In der Schulbehörde hieß es gestern, man habe Verständnis für die Forderungen. Ein Streik von Beamten sei aber eine Verletzung der Dienstpflicht, zu Unterrichtsausfall dürfe es nicht kommen. "Für eine generelle Arbeitszeitverkürzung fehlt das Geld", betonte Sprecherin Brigitte Köhnlein. Es werde im Rahmen der Änderungen des Arbeitszeitmodells darüber verhandelt. Der GEW reicht das nicht. Sie fordert sofortige Verhandlungen.
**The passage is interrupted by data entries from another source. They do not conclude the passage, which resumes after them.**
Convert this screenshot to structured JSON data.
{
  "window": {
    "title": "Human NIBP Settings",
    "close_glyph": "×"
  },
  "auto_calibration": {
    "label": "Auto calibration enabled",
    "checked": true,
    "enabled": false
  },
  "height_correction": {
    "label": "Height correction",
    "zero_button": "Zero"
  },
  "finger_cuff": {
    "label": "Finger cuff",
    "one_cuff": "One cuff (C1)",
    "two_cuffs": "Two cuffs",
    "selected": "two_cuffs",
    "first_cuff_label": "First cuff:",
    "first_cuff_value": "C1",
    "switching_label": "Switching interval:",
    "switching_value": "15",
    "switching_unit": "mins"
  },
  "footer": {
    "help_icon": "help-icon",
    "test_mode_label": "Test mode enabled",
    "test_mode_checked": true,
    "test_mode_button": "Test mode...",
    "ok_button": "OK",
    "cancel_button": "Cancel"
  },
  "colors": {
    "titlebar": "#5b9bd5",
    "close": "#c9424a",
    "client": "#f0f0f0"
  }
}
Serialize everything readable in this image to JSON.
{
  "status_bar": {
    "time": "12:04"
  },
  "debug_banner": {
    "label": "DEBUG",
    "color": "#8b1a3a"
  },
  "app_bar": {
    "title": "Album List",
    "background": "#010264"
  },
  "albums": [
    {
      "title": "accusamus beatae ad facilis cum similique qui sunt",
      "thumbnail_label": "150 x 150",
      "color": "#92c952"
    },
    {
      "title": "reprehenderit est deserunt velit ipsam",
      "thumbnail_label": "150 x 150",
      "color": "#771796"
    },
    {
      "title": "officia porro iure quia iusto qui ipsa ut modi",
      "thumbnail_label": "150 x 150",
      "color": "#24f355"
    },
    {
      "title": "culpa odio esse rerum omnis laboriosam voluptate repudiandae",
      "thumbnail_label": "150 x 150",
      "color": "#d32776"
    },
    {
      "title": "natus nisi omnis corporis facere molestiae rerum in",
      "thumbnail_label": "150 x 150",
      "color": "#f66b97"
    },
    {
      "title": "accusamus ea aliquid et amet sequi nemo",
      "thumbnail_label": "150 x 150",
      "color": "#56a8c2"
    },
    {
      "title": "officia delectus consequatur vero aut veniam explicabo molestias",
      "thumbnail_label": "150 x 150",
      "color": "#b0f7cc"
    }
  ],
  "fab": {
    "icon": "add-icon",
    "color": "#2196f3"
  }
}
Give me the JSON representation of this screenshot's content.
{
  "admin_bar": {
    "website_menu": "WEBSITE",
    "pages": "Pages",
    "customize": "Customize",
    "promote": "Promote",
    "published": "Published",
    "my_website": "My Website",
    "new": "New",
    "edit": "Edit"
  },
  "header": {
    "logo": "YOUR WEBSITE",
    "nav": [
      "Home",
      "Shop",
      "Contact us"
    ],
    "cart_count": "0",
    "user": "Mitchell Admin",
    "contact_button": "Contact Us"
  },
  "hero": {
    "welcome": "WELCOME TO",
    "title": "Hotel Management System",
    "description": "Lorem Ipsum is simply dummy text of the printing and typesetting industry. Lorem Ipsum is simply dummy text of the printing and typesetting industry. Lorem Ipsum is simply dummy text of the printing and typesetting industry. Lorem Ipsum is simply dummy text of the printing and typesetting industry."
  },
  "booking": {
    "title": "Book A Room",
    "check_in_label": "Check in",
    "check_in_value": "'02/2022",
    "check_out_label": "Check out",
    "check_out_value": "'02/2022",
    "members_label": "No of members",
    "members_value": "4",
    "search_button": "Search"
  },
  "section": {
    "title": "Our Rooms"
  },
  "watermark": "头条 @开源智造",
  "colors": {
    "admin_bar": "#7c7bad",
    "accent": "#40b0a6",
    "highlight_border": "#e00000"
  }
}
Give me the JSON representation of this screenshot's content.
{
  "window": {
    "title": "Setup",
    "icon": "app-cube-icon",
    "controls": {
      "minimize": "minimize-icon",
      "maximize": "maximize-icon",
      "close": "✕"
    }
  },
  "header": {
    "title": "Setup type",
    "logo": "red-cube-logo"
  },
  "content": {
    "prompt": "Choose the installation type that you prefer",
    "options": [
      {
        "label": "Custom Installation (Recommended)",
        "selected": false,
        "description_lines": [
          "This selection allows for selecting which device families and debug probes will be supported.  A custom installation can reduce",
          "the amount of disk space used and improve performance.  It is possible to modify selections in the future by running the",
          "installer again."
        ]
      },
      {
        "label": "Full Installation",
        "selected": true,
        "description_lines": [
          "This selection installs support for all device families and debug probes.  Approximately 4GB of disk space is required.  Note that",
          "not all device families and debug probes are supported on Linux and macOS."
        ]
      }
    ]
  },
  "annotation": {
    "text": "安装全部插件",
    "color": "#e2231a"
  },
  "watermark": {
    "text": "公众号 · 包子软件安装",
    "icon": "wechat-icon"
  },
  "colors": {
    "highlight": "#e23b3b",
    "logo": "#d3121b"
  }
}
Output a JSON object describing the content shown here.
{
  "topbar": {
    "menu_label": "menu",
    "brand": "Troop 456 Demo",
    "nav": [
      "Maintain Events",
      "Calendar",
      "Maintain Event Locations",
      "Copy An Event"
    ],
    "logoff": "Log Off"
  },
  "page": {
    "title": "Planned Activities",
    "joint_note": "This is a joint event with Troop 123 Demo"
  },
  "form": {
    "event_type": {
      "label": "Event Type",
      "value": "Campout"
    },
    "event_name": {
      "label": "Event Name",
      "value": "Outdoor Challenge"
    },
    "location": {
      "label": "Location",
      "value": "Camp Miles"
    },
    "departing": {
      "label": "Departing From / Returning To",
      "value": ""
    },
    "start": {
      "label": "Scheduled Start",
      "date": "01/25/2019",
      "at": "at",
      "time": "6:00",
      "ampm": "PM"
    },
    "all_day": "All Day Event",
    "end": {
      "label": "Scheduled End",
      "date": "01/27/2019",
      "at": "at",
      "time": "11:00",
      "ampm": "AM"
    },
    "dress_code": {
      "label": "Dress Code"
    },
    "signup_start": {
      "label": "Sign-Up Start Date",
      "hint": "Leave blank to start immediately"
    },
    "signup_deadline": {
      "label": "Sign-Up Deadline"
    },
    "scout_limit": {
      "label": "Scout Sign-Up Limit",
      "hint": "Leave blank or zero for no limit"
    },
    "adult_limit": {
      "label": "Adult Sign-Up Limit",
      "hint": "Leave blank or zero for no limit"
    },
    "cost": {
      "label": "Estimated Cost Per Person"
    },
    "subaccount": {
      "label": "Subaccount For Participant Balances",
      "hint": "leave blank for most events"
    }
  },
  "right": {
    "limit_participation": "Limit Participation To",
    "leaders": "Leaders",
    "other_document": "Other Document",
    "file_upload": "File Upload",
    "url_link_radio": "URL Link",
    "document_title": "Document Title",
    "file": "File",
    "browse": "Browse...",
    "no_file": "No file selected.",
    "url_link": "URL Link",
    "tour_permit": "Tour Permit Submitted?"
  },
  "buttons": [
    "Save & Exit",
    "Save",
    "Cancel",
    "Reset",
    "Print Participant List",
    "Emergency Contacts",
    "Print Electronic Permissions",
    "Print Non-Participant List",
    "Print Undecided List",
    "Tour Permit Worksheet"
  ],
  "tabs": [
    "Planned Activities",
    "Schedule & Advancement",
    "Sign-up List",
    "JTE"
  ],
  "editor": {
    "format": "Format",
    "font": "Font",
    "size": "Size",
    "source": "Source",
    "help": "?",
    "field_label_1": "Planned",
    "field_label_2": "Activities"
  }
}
Unter den Streikenden war auch die Chefin der Links-Fraktion in der Bürgerschaft, Dora Heyenn (60): "Es kann nicht sein, dass die nötigen Reformen auf dem Rücken der Lehrer ausgetragen werden", sagt die Lehrerin an der kooperativen Schule Tonndorf. Die Linke wird in der Bürgerschaftssitzung Anfang Oktober einen Antrag zur Arbeitszeitentlastung einbringen.